Mültecilere harcanan mali bütçe Türkiye'nin gücünü aşmıştır. Başka devletlerden destek de gelmemektedir. Sair yollarla Arap ülkelerinden gelen insanların parası bittiği zaman bu insanlar ne yapacaktır. Her iki grup için geçerli olan hazıra dağ bile dayanmaz gerçeğidir.
Kilis'te yaptığım incelemelerde ve yaptığım görüşmelerde Kilisliyi endişeli gördüm. Cephede olma psikolojisi içerisinde ki insanlar tedirginlik yaşıyorlar. AKP hükümetinin politikalarıyla huzur adası olan Kilis ve civarının geldiği nokta ortada. İnsanımız bir şokun sessizliğini yaşıyorlar.Çözümü sorduğumuzda tek tek parti başkanlarını masaya yatırıyorlar ve bu da olmaz bu da yapamaz diyorlar. Hatta bir CHP'li, ben sapına kadar CHP'liyim, ancak bu kadar çetrefilli sorunların içinden CHP de çıkamaz bu Kılıçtaroğlu'nun işi değil ifadesini kullanıyorlar.
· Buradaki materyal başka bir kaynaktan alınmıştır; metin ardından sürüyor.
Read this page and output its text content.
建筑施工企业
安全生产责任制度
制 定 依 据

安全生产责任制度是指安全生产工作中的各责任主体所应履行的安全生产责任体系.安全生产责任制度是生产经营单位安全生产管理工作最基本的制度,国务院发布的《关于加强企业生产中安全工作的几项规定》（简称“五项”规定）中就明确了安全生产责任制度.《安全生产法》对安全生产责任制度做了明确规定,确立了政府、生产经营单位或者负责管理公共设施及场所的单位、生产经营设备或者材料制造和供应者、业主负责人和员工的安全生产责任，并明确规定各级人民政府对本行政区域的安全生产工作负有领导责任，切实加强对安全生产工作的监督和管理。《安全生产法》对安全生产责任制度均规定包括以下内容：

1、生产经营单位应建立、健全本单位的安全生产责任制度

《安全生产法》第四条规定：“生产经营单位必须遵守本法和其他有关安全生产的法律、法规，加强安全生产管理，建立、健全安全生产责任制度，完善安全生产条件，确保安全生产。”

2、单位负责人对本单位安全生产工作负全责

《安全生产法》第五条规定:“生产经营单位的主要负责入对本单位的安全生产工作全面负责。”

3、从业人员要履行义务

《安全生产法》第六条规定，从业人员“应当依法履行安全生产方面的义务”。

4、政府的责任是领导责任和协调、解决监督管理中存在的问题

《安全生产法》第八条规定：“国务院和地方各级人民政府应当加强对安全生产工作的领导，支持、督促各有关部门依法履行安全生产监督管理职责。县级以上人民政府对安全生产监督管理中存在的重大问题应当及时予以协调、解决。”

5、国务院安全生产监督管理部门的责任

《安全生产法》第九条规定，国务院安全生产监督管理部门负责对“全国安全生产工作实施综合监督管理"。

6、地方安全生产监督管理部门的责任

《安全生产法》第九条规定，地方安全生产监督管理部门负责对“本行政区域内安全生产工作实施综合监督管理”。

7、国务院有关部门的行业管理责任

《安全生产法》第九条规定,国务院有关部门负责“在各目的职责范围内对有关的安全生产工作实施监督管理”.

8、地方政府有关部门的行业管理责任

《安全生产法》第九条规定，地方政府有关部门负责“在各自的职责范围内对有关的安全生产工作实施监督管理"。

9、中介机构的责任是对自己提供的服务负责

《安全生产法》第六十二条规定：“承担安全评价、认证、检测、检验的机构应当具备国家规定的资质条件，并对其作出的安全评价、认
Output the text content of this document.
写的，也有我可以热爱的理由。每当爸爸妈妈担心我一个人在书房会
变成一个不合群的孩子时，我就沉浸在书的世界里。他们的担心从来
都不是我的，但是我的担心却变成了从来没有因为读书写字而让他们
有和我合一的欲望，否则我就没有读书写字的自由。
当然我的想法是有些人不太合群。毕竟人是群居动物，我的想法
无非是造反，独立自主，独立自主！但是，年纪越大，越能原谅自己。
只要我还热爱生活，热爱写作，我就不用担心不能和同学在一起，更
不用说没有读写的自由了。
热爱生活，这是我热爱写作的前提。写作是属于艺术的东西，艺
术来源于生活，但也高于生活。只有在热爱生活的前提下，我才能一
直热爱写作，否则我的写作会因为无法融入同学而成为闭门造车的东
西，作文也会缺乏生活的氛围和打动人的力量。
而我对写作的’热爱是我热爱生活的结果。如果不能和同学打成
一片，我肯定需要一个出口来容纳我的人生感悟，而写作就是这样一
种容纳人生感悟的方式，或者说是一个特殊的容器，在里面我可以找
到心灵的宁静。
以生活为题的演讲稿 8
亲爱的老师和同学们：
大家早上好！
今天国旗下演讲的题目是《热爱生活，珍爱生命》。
Günümüzde bir fiili durum var. İnsanımız çözüm istiyor. Hem ekonomisinin rahatlamasını hem de terörün son bulmasını istiyorlar. İşte tam bu noktada bir tek Prof. Dr. Haydar Baş'ın sorunların üstesinden gelebileceğini ifade ediyorlar. BTP Genel Başkanı Sayın Baş'ın ekonomi modelinden insanlar haberdarlar. Bu modelin uygulaması olan "sosyal devlet milli devlet Projesi'ni duymuşlar. Sayın Baş'ın kimliği, mücadeleci yapısı, milletin birliği ve devletin bekası konusunda ki tavizsiz duruşu insanların takdirini topluyor.
Bugün seçim olsa ne olur dediğimde AKP'nin ciddi anlamda oy kaybedeceğini ifade ediyorlar. Ancak aynı kişiler seçim atmosferinde AKP'nin yeni bir toplum mühendisliği projesini devreye koyacağını ifade ediyorlar. Herkesin ortak kanaati AKP seçim başarısının temelinde hükümet olmanın nimetlerini kullanması ve halkın inanç başta olmak üzere hassasiyetlerini istismar etmesi.
Peki, bile bile halk nasıl böyle bir yanlışa kurban oluyor diye sorguladığımda vatandaşın
sürü psikolojisi ile hareket ettiği görülüyor. Bu iş için kadrolar oluşturulmuş ve basın yayın yoluyla ve hükümet imkânlarıyla sürekli canlı olarak tutuluyor. Adeta bir grup baskısı oluşturuluyor.
AKP'nin son seçimlerde aldığı oy ortalama %50. Yani iki kişiden birisi bu partiye oy vermiş. Gerçek bu, ancak etrafınızdaki insanlarla konuştuğunuzda verdikleri oyu saklama ihtiyacı duyuyorlar, niçin sürüden ayrılınca yaptıklarına kendileri de bir anlam veremiyorlar da ondan.
O halde bu hipnozdan milletin kendini kurtarması gerekir.
Yerelde seçimlerin konuşulduğu bu günlerde kulağımıza küpe yapmamız gereken karar verirken söze değil de öze bakmaları.